発達障害のある従業員への合理的配慮は、2024年4月からすべての民間事業者に法的義務として課せられています。しかし、法律への対応という視点だけでなく、一人ひとりの従業員が力を発揮できる職場環境を整えることが、企業の持続的な成長につながるという観点で捉えることが重要です。

発達障害の特性を正しく理解すること、本人との対話を丁寧に重ねること、業務指示や環境の工夫を積み重ねること——これらは決して難しいことではありません。まずは「聴く場を作ること」から始めてみてください。その一歩が、当事者にとっても、組織にとっても、大きな変化の起点になります。

中小企業だからこそ、経営者・人事担当者が現場と近い距離で柔軟に対応できるという強みがあります。専門家や外部機関のサポートも積極的に活用しながら、職場全体の「働きやすさ」を高めていきましょう。

よくある質問

Q1: 発達障害の診断書や障害者手帳がない従業員の場合、企業は配慮を提供する義務があるのですか?

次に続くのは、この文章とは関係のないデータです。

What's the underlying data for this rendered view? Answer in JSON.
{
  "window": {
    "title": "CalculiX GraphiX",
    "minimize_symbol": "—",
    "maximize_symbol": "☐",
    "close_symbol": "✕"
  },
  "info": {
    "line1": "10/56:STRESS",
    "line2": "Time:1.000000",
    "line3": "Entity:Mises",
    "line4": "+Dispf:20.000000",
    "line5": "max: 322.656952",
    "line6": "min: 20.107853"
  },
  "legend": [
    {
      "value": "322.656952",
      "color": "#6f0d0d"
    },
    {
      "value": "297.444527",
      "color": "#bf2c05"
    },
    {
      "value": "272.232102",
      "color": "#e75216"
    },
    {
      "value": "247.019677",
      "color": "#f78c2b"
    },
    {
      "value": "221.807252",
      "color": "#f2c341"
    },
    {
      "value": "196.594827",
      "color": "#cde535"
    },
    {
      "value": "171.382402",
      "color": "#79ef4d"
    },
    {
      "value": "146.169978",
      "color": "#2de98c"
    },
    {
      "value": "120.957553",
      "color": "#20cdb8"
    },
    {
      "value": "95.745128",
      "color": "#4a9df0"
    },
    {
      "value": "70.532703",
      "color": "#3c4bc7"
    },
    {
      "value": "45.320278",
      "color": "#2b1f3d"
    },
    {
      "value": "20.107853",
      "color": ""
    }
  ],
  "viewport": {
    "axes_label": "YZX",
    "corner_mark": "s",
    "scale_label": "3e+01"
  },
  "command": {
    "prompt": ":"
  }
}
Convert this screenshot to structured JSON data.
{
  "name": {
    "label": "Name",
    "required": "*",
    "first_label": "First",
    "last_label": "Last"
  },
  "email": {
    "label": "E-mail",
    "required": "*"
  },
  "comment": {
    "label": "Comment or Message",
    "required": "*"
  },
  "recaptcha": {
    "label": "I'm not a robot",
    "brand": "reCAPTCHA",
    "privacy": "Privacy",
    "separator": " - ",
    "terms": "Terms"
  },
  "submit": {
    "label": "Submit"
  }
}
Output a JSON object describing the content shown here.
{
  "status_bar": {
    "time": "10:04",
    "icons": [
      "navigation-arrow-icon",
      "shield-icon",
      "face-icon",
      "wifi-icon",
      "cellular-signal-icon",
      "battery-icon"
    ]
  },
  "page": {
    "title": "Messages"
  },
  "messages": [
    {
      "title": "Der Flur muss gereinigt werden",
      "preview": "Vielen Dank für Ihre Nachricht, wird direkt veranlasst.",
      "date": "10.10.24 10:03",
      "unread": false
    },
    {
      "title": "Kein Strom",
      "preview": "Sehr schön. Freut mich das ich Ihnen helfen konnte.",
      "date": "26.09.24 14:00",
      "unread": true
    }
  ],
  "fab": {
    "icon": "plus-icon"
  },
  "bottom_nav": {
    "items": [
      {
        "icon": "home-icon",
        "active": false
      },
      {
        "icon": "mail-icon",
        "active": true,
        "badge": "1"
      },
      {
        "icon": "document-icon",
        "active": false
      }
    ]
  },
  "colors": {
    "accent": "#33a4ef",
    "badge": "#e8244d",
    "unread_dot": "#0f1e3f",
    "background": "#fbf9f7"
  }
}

はい、法律上の合理的配慮の対象は機能的な障害のある人であり、必ずしも手帳の取得を条件としていません。本人が困りごとを申し出た場合や、上司・人事が明らかな困難を把握している場合は、対話と配慮の検討を始めることが法的に求められます。

Q2: 中小企業の場合、『過重な負担』を理由に配慮の提供を拒否することはできますか?

過重な負担があれば配慮の提供が免除されるわけではなく、本人との対話を行い、配慮の検討・協議を実施し、そのプロセスを記録に残すことが法的に義務とされています。判断基準のひとつとして扱われるにすぎません。

Q3: 複数の発達障害の特性を持つ従業員に対しては、どのようなアプローチが必要ですか?

発達障害の種別ごとに異なる特性があり、複数重複する場合も多いため、その人固有の困りごとを丁寧に把握することが重要です。『この診断名だからこう対応する』と決めつけず、個別の対話を通じて実際の困難を理解し、カスタマイズされた配慮を検討することが効果的です。